Poor France! The ‘Eldest Daughter of the Catholic Church’ has lost her principal Cathedral, her Mother Church. Those who love her are devastated.
I feel personally a deep sadness and distress, but I also ask myself whether that is justified: after all, the awful extent of human suffering, day by day, unrelentingly, should grieve us much more than the loss of material things, however beautiful and venerable, shouldn’t it?
Yet Christianity is the most materialistic of the Faiths. We believe that all God created is good and we trust in the Resurrection of the Flesh. We value icons and sacraments, outward and visible signs of spiritual reality that are mysteriously united with the sacred things they symbolize. Great Art is a precious Gift of God. However you look at it, Notre Dame de Paris is a grievous loss.
No doubt it will be rebuilt, whether with almost complete fidelity (like Montecassino, or St Stephen’s Cathedral in Vienna), or in new and potentially exciting ways.
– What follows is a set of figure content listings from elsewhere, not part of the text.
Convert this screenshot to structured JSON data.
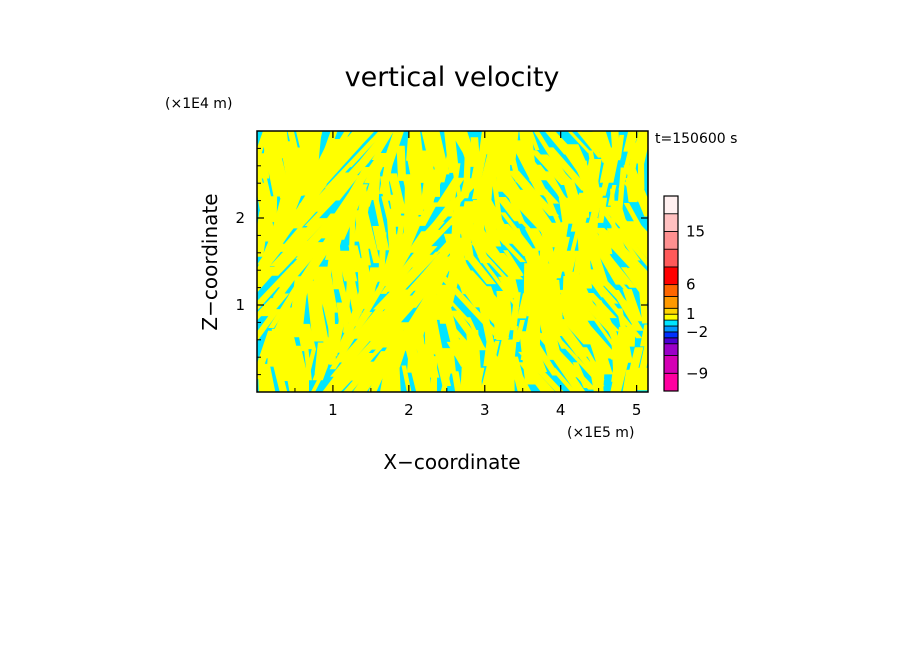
{
  "chart_data": {
    "type": "heatmap",
    "title": "vertical velocity",
    "xlabel": "X−coordinate",
    "ylabel": "Z−coordinate",
    "x_unit": "(×1E5 m)",
    "y_unit": "(×1E4 m)",
    "time_label": "t=150600 s",
    "xlim": [
      0,
      5.15
    ],
    "ylim": [
      0,
      3.0
    ],
    "x_ticks": [
      "1",
      "2",
      "3",
      "4",
      "5"
    ],
    "x_tick_values": [
      1,
      2,
      3,
      4,
      5
    ],
    "y_ticks": [
      "1",
      "2"
    ],
    "y_tick_values": [
      1,
      2
    ],
    "field_colors": {
      "positive": "#ffff00",
      "negative": "#00e5ff"
    },
    "colorbar": {
      "labels": [
        "15",
        "6",
        "1",
        "−2",
        "−9"
      ],
      "label_values": [
        15,
        6,
        1,
        -2,
        -9
      ],
      "vmin": -12,
      "vmax": 21,
      "levels": [
        {
          "min": -12,
          "max": -9,
          "color": "#ff00a0"
        },
        {
          "min": -9,
          "max": -6,
          "color": "#d400b4"
        },
        {
          "min": -6,
          "max": -4,
          "color": "#9b00c8"
        },
        {
          "min": -4,
          "max": -3,
          "color": "#4b00d2"
        },
        {
          "min": -3,
          "max": -2,
          "color": "#0030ff"
        },
        {
          "min": -2,
          "max": -1,
          "color": "#0096ff"
        },
        {
          "min": -1,
          "max": 0,
          "color": "#00e5ff"
        },
        {
          "min": 0,
          "max": 1,
          "color": "#ffff00"
        },
        {
          "min": 1,
          "max": 2,
          "color": "#ffd400"
        },
        {
          "min": 2,
          "max": 4,
          "color": "#ff9900"
        },
        {
          "min": 4,
          "max": 6,
          "color": "#ff6600"
        },
        {
          "min": 6,
          "max": 9,
          "color": "#ff0000"
        },
        {
          "min": 9,
          "max": 12,
          "color": "#ff5a5a"
        },
        {
          "min": 12,
          "max": 15,
          "color": "#ff9090"
        },
        {
          "min": 15,
          "max": 18,
          "color": "#ffc0c0"
        },
        {
          "min": 18,
          "max": 21,
          "color": "#fff0f0"
        }
      ]
    }
  }
}
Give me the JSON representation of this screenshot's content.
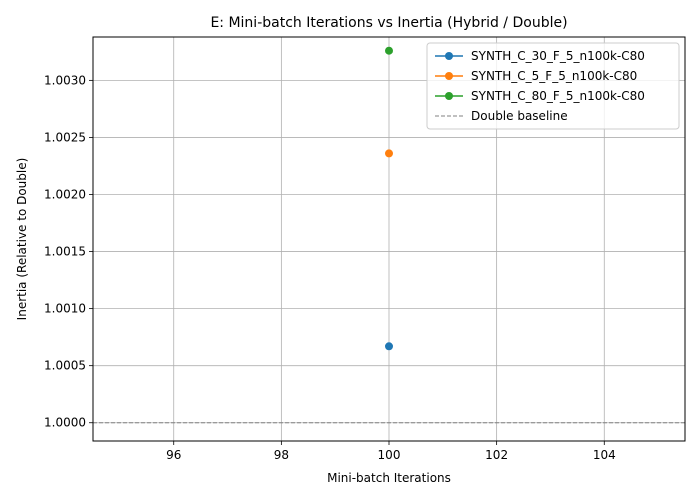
{
  "chart_data": {
    "type": "line",
    "title": "E: Mini-batch Iterations vs Inertia (Hybrid / Double)",
    "xlabel": "Mini-batch Iterations",
    "ylabel": "Inertia (Relative to Double)",
    "xlim": [
      94.5,
      105.5
    ],
    "ylim": [
      0.99984,
      1.00338
    ],
    "xticks": [
      96,
      98,
      100,
      102,
      104
    ],
    "yticks": [
      1.0,
      1.0005,
      1.001,
      1.0015,
      1.002,
      1.0025,
      1.003
    ],
    "grid": true,
    "legend_position": "top-right",
    "series": [
      {
        "name": "SYNTH_C_30_F_5_n100k-C80",
        "color": "#1f77b4",
        "x": [
          100
        ],
        "y": [
          1.00067
        ]
      },
      {
        "name": "SYNTH_C_5_F_5_n100k-C80",
        "color": "#ff7f0e",
        "x": [
          100
        ],
        "y": [
          1.00236
        ]
      },
      {
        "name": "SYNTH_C_80_F_5_n100k-C80",
        "color": "#2ca02c",
        "x": [
          100
        ],
        "y": [
          1.00326
        ]
      }
    ],
    "baseline": {
      "name": "Double baseline",
      "y": 1.0,
      "color": "#808080"
    }
  }
}
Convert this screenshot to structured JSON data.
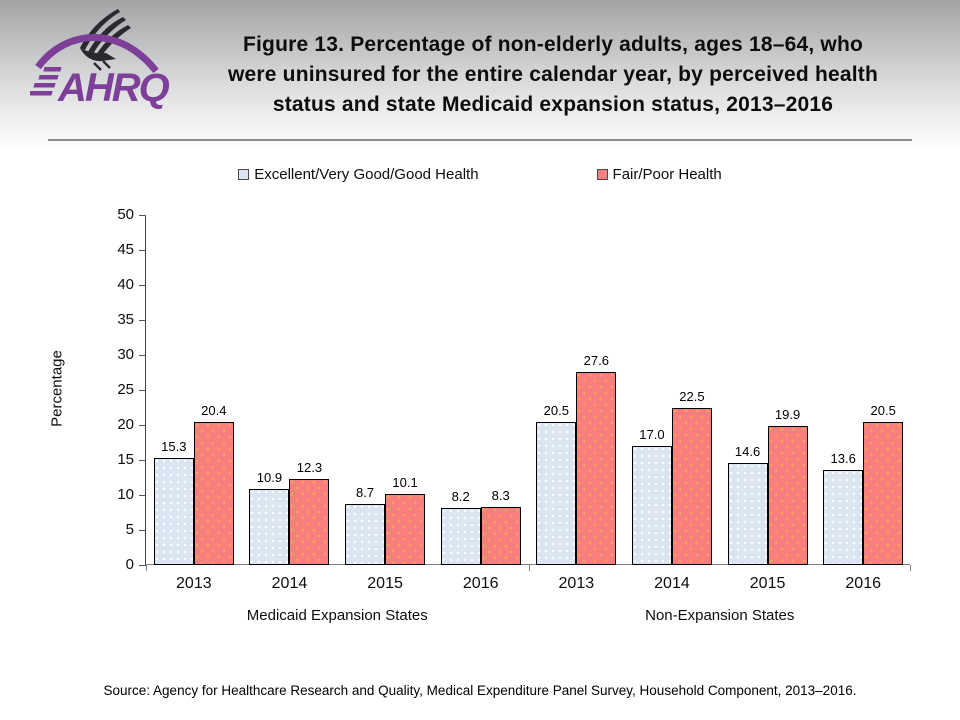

The task will offer challenging opportunities to artists and restorers of all kinds.
Whatever happens, though, must not be a mere sentimental exercise but should remind us of what it stands for, the sublimity of the Christian vision of Faith and Beauty.
As the very essence of the Christian Faith is embattled by secularism, perhaps this calamity can play a role in bringing us back to a recognition of the deepest Truths that lie behind the wood, the stones, the glass. How appropriate that our next Colloquium should Focus on the theme ‘Rebuilding the Walls of Sion’!